The Iraqi parliament, with a majority vote on Thursday, passed a financing law that gives the government access to much-needed funds to cover a widening financial deficit of approximately $28 billion.
Despite the emergency spending bill approving less than a third of the amount originally requested by the state, the secured funds will mainly cover public servants’ salaries, food imports and crucial projects.
Headed by Prime Minister Mustafa al-Kadhimi, the government asked parliament to support its borrowing of some $28 billion to cover spending for the next three months, but lawmakers only agreed to the state accessing $10 billion, an amount deemed sufficient to dispense the salaries of some 5 million public workers.
The parliament had failed to pass a draft budget for 2020 because of disputes between lawmakers. The emergency spending bill will allow the government to fulfill its obligations for the remainder of this year.

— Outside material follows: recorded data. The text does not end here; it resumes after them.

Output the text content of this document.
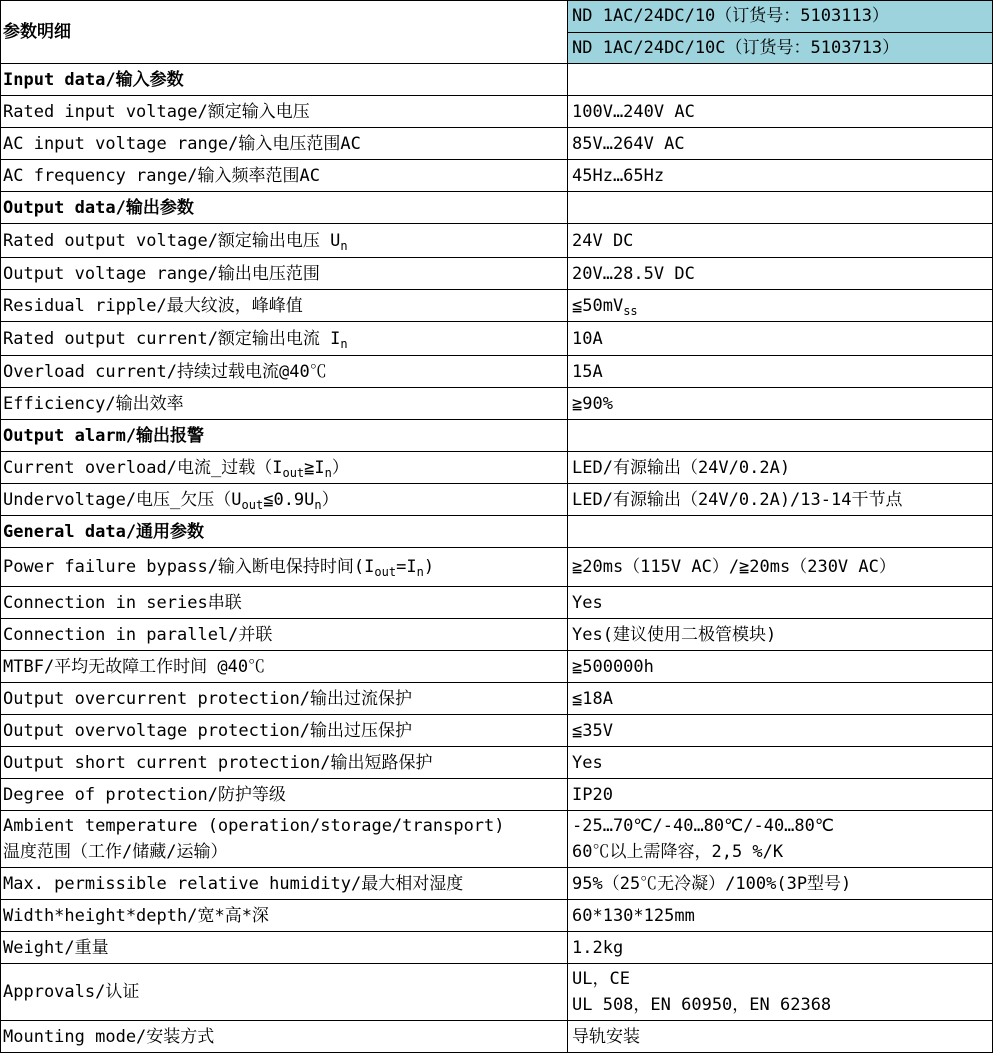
参数明细	ND 1AC/24DC/10（订货号：5103113）
	ND 1AC/24DC/10C（订货号：5103713）
Input data/输入参数	
Rated input voltage/额定输入电压	100V…240V AC
AC input voltage range/输入电压范围AC	85V…264V AC
AC frequency range/输入频率范围AC	45Hz…65Hz
Output data/输出参数	
Rated output voltage/额定输出电压 $U_n$	24V DC
Output voltage range/输出电压范围	20V…28.5V DC
Residual ripple/最大纹波，峰峰值	$≦50mV_{ss}$
Rated output current/额定输出电流 $I_n$	10A
Overload current/持续过载电流@40℃	15A
Efficiency/输出效率	≧90%
Output alarm/输出报警	
Current overload/电流_过载$(I_{out}≧I_n)$	LED/有源输出（24V/0.2A)
Undervoltage/电压_欠压$(U_{out}≦0.9U_n)$	LED/有源输出（24V/0.2A)/13-14干节点
General data/通用参数	
Power failure bypass/输入断电保持时间$(I_{out}=I_n)$	≧20ms（115V AC）/≧20ms（230V AC）
Connection in series串联	Yes
Connection in parallel/并联	Yes(建议使用二极管模块)
MTBF/平均无故障工作时间 @40℃	≧500000h
Output overcurrent protection/输出过流保护	≦18A
Output overvoltage protection/输出过压保护	≦35V
Output short current protection/输出短路保护	Yes
Degree of protection/防护等级	IP20
Ambient temperature (operation/storage/transport)
温度范围（工作/储藏/运输）	-25…70℃/-40…80℃/-40…80℃
60℃以上需降容，2,5 %/K
Max. permissible relative humidity/最大相对湿度	95%（25℃无冷凝）/100%(3P型号)
Width*height*depth/宽*高*深	60*130*125mm
Weight/重量	1.2kg
Approvals/认证	UL，CE
UL 508，EN 60950，EN 62368
Mounting mode/安装方式	导轨安装
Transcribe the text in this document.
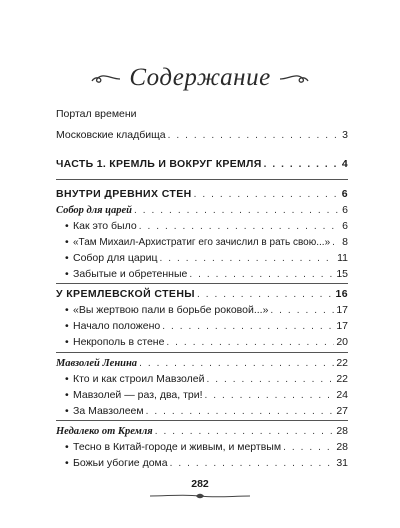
Содержание
Портал времени
Московские кладбища . . .	3
ЧАСТЬ 1. КРЕМЛЬ И ВОКРУГ КРЕМЛЯ . . .	4
ВНУТРИ ДРЕВНИХ СТЕН . . .	6
Собор для царей . . .	6
• Как это было . . .	6
• «Там Михаил-Архистратиг его зачислил в рать свою...» . . . 8
• Собор для цариц . . .	11
• Забытые и обретенные . . .	15
У КРЕМЛЕВСКОЙ СТЕНЫ . . .	16
• «Вы жертвою пали в борьбе роковой...» . . .	17
• Начало положено . . .	17
• Некрополь в стене . . .	20
Мавзолей Ленина . . .	22
• Кто и как строил Мавзолей . . .	22
• Мавзолей — раз, два, три! . . .	24
• За Мавзолеем . . .	27
Недалеко от Кремля . . .	28
• Тесно в Китай-городе и живым, и мертвым . . .	28
• Божьи убогие дома . . .	31
282
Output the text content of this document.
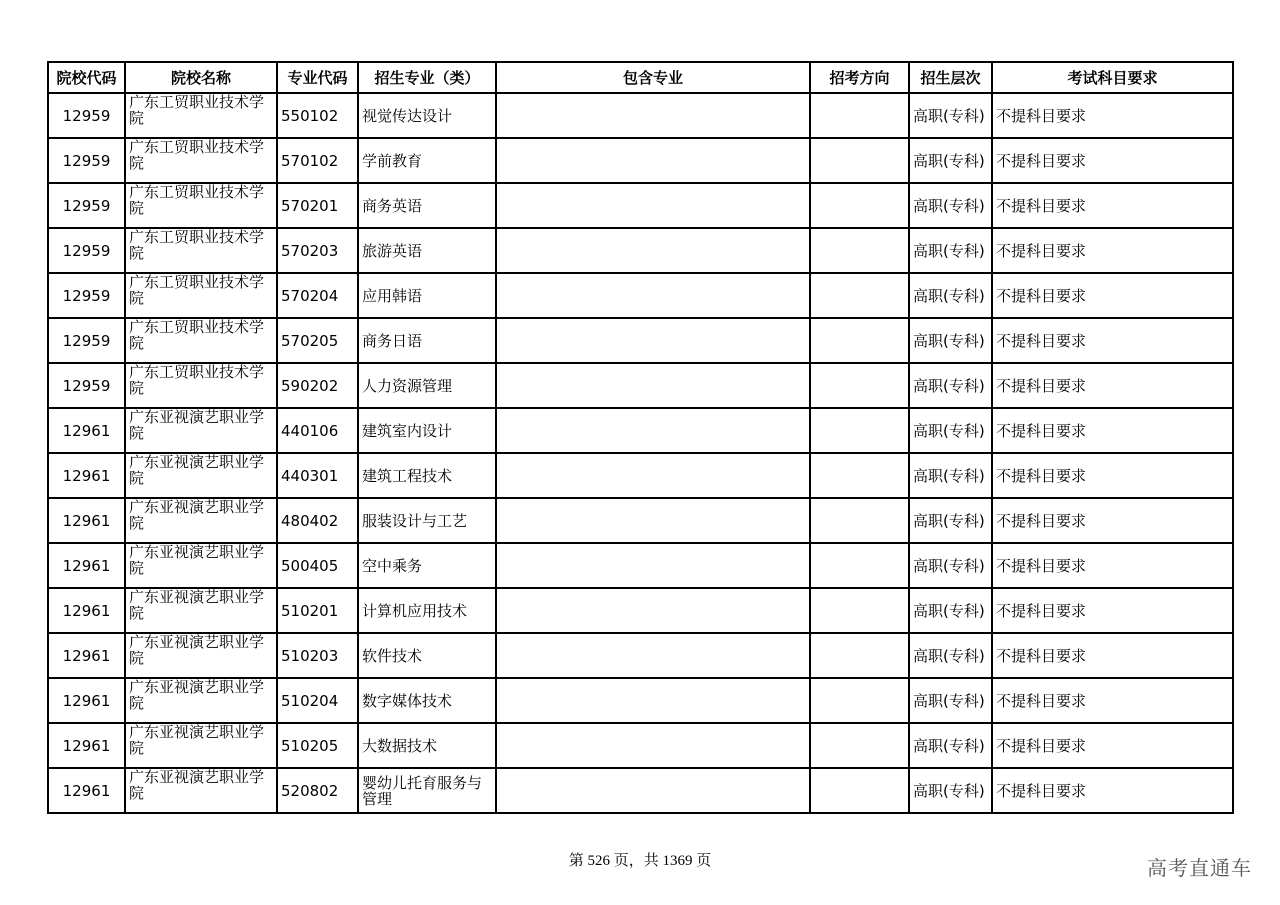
院校代码	院校名称	专业代码	招生专业（类）	包含专业	招考方向	招生层次	考试科目要求
12959	广东工贸职业技术学院	550102	视觉传达设计			高职(专科)	不提科目要求
12959	广东工贸职业技术学院	570102	学前教育			高职(专科)	不提科目要求
12959	广东工贸职业技术学院	570201	商务英语			高职(专科)	不提科目要求
12959	广东工贸职业技术学院	570203	旅游英语			高职(专科)	不提科目要求
12959	广东工贸职业技术学院	570204	应用韩语			高职(专科)	不提科目要求
12959	广东工贸职业技术学院	570205	商务日语			高职(专科)	不提科目要求
12959	广东工贸职业技术学院	590202	人力资源管理			高职(专科)	不提科目要求
12961	广东亚视演艺职业学院	440106	建筑室内设计			高职(专科)	不提科目要求
12961	广东亚视演艺职业学院	440301	建筑工程技术			高职(专科)	不提科目要求
12961	广东亚视演艺职业学院	480402	服装设计与工艺			高职(专科)	不提科目要求
12961	广东亚视演艺职业学院	500405	空中乘务			高职(专科)	不提科目要求
12961	广东亚视演艺职业学院	510201	计算机应用技术			高职(专科)	不提科目要求
12961	广东亚视演艺职业学院	510203	软件技术			高职(专科)	不提科目要求
12961	广东亚视演艺职业学院	510204	数字媒体技术			高职(专科)	不提科目要求
12961	广东亚视演艺职业学院	510205	大数据技术			高职(专科)	不提科目要求
12961	广东亚视演艺职业学院	520802	婴幼儿托育服务与管理			高职(专科)	不提科目要求
第 526 页，共 1369 页	高考直通车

More so, differences emerged during Thursday’s vote after Kurdish lawmakers objected to an article binding the Kurdish Regional Government (KRG) to hand over revenues generated from regional oil exports as a condition for receiving its monthly share from the new funding plan.
The KRG is at odds with the federal government in Baghdad about the allocation of its oil revenue. Kurdish lawmakers say their share should not be linked to unresolved oil issues between Baghdad and their region.
The KRG said a top-level meeting would be held to decide an official position.
Most of the Kurdish lawmakers walked out of the voting session, lawmakers said.
The World Bank estimates Iraq’s economy will shrink 9.7% in 2020 due to lower oil prices and the coronavirus pandemic, following growth of 4.4% in 2019.
“The continuation of the parliament session until late at dawn on Thursday reflects an insistence to vote on the law with the aim of enabling the government to pay its obligations during the three months of the year 2020,” spokesman for the parliament speaker Shaker Hamed told Asharq Al-Awsat.
Hamed explained that there were differences over not restricting the state to loans and maintaining the optimal use of resources.
Regardless of how resources are secured, the government must be pushed to submit its budget for 2021 without debts that affect coming years, Hamed noted.